Cm Ukulele Chord

Expanding your repertoire of chords is one of the fastest ways to improve your ukulele playing, as well as to get more enjoyment out of the instrument in general. Playing chords is one of the easiest and commonest ways to use the ukulele for accompaniment but knowing a wide variety of chords also makes it easier to play different melodies on the instrument. 

It’s especially important to be able to play a range of different types of chords, too. For example, you should work on learning a range of both major and minor chords at the very least if you are attempting to learn to play the ukulele. The C minor chord is one of the easier minor chords to learn, and mastering its shape will make it easier for you to tackle other chords with similar shapes, too.

If you’d like to learn more about playing the Cm chord, then our guide is here to help. We discuss how chords are made in general and how the Cm chord more specifically functions. Then, we go over some of the different chord shapes for Cm and some famous songs that have featured the chord.  

Looking for more chords? Check out our guide >>> Easy Ukulele Chords for Beginners to Learn First

The Basics

Like all minor chords, the Cm ukulele chord is based around the minor triad. A triad is a chord that consists of three notes, and these notes can be thought of as the foundation of any chord.
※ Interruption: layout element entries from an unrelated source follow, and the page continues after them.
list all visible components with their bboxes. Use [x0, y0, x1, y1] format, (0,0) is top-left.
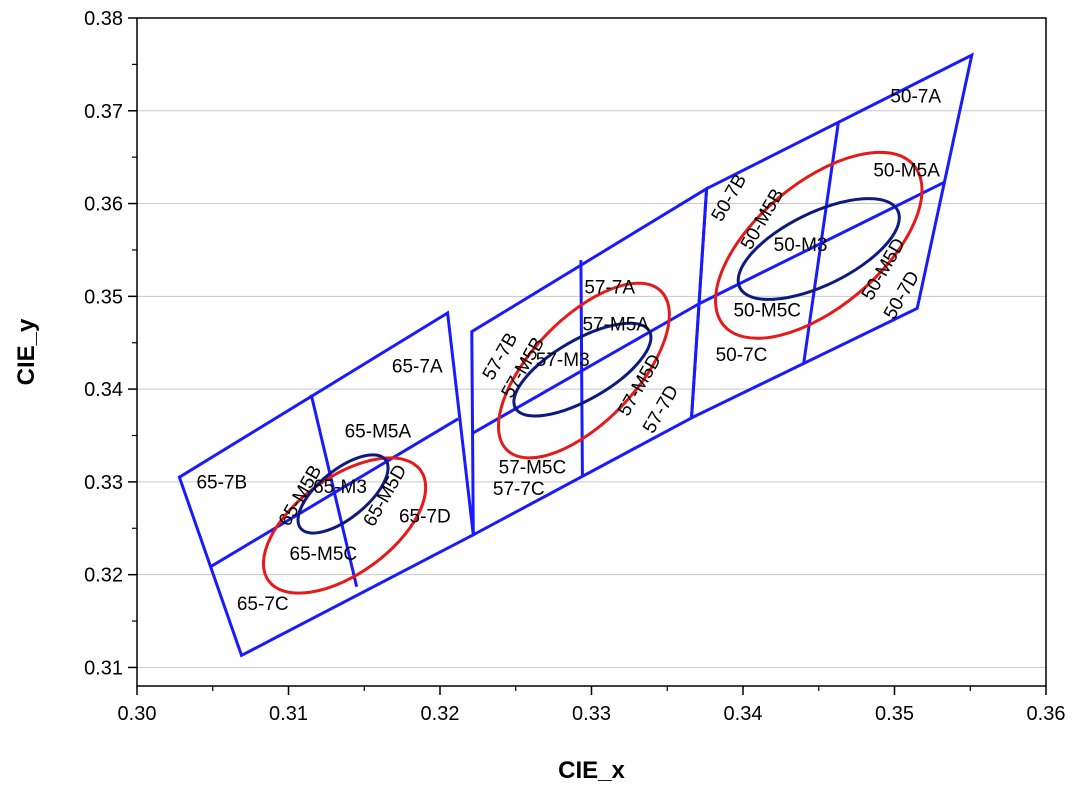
y-tick-label: 0.34 — [84, 379, 123, 401]
y-tick-label: 0.35 — [84, 286, 123, 308]
y-tick-label: 0.36 — [84, 194, 123, 216]
region-label-57-m5a: 57-M5A — [582, 315, 649, 336]
quadrangle-50 — [689, 52, 974, 421]
x-tick-label: 0.34 — [724, 703, 763, 725]
region-label-50-m5c: 50-M5C — [733, 301, 801, 322]
region-label-65-m3: 65-M3 — [313, 477, 367, 498]
y-tick-label: 0.32 — [84, 565, 123, 587]
y-tick-label: 0.37 — [84, 101, 123, 123]
y-tick-label: 0.33 — [84, 472, 123, 494]
region-label-50-m5a: 50-M5A — [873, 161, 940, 182]
axis-ticks: 0.31 0.32 0.33 0.34 0.35 0.36 0.37 0.38 0.30 0.31… — [84, 8, 1065, 725]
region-label-57-7a: 57-7A — [584, 277, 635, 298]
region-label-57-m5c: 57-M5C — [499, 457, 567, 478]
y-tick-label: 0.31 — [84, 657, 123, 679]
outer-ellipse-57 — [496, 281, 671, 460]
region-label-65-7d: 65-7D — [399, 507, 451, 528]
x-tick-label: 0.36 — [1027, 703, 1066, 725]
plot-shapes — [177, 52, 974, 658]
region-label-50-m3: 50-M3 — [774, 235, 828, 256]
region-label-65-7c: 65-7C — [237, 594, 289, 615]
divider-65-1 — [309, 394, 359, 588]
inner-ellipse-57 — [512, 321, 653, 418]
x-axis-title: CIE_x — [558, 757, 625, 784]
region-label-50-7c: 50-7C — [716, 345, 768, 366]
region-label-65-7b: 65-7B — [196, 472, 247, 493]
region-label-57-m3: 57-M3 — [536, 350, 590, 371]
x-tick-label: 0.31 — [269, 703, 308, 725]
inner-ellipse-65 — [296, 453, 390, 535]
x-tick-label: 0.35 — [875, 703, 914, 725]
divider-57-0 — [471, 302, 700, 435]
region-label-65-m5a: 65-M5A — [345, 421, 412, 442]
region-label-57-7c: 57-7C — [493, 479, 545, 500]
outer-ellipse-50 — [714, 150, 924, 340]
y-tick-label: 0.38 — [84, 8, 123, 30]
x-tick-label: 0.33 — [572, 703, 611, 725]
y-axis-title: CIE_y — [13, 318, 40, 385]
x-tick-label: 0.30 — [118, 703, 157, 725]
region-label-65-7a: 65-7A — [392, 356, 443, 377]
x-tick-label: 0.32 — [421, 703, 460, 725]
grid-lines — [137, 110, 1046, 668]
region-label-50-7b: 50-7B — [708, 171, 752, 225]
region-label-50-7a: 50-7A — [890, 86, 941, 107]
region-label-65-m5c: 65-M5C — [290, 544, 358, 565]
inner-ellipse-50 — [736, 197, 901, 301]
Even more complex chords are essentially based around minor or major triads at their heart. 

We can construct the C minor triad with the notes C, Eb, and G. These notes represent the root, minor third, and perfect fifth of the minor triad respectively. Words such as third and fifth are intervals, which simply refer to the distance between the root note and another measured in semitones. 

How to Play 

There are many different ways to play a particular chord. Even though the ukulele only has four strings, any chord will have multiple voicings, which are essentially just different ways to arrange the notes of a particular chord. In the case of the C minor ukulele chord, we have three different chord shapes for you to try out. Some are more complex than others, and each has its own characteristics and qualities. 

Cm ukulele chord

This is the standard Cm ukulele chord shape. Fortunately, it’s rather easy to play, despite being a partial barre chord. Barre chords have something of a reputation in the ukulele world as being tricky to play. This is due to the fact that playing them generally requires using your finger like a bar across the whole fretboard. This can feel awkward and cause considerable tension to build up in the fretting hand. 

However, the Cm ukulele shape leaves one of the strings open. This generally means that the shape is considerably easier to make and hold for longer periods. To play this Cm ukulele chord shape, simply bar the fretboard at the third fret with your first finger which leaving the G string open. 

If you do find yourself struggling with this chord shape, try to limit the tension in your fretting hand as much as possible. Keep your hand relaxed, and make sure you aren’t squeezing the neck of your guitar with your thumb. Practice the chord shape until you can consistently form and hold it. Make sure you take frequent breaks, though!

Cm Chord Shape Variation #1

Cm ukulele chord ver2

This is a slightly more advanced barre shape that beginners to the ukulele may struggle with initially. To play this chord shape, barre the fretboard at the third fret with your first finger. Then, fret the G string at the fifth fret with your third finger. 

To really nail this shape, it’s absolutely crucial that you have as little tension in your fretting hand as possible. Letting your fretting hand get too tense when playing this shape can cause you to choke the strings on the uke, which muffles them. 

Cm Ukulele Chord Variation #2

Cm ukulele chord ver4

This closed chord shape is a nice alternative to the other barred options. To play this chord shape, fret the G string at the 8th fret with your fourth finger, the C string at the 7th fret with your second finger, the E string at the 8th fret with your second finger, and the A string at the 6th fret with your first finger. 

More Cm Chord Variations

Cm ukulele chord ver3
Cm ukulele chord ver5

Songs that Use the Cm Ukulele Chord 

  • Bon Jovi – You Give Love a Bad Name: Bon Jovi’s epic tale of heartbreak and seduction is a testament to the potential power of the Cm chord. 
  • The Beatles – She Loves You: Featuring a lovely blend between upbeat and melancholic, She Loves You employs the Cm chord as a point of tension to great effect.  
  • Survivor – Eye of the Tiger: Do we even need to explain what makes Eye of the Tiger so great?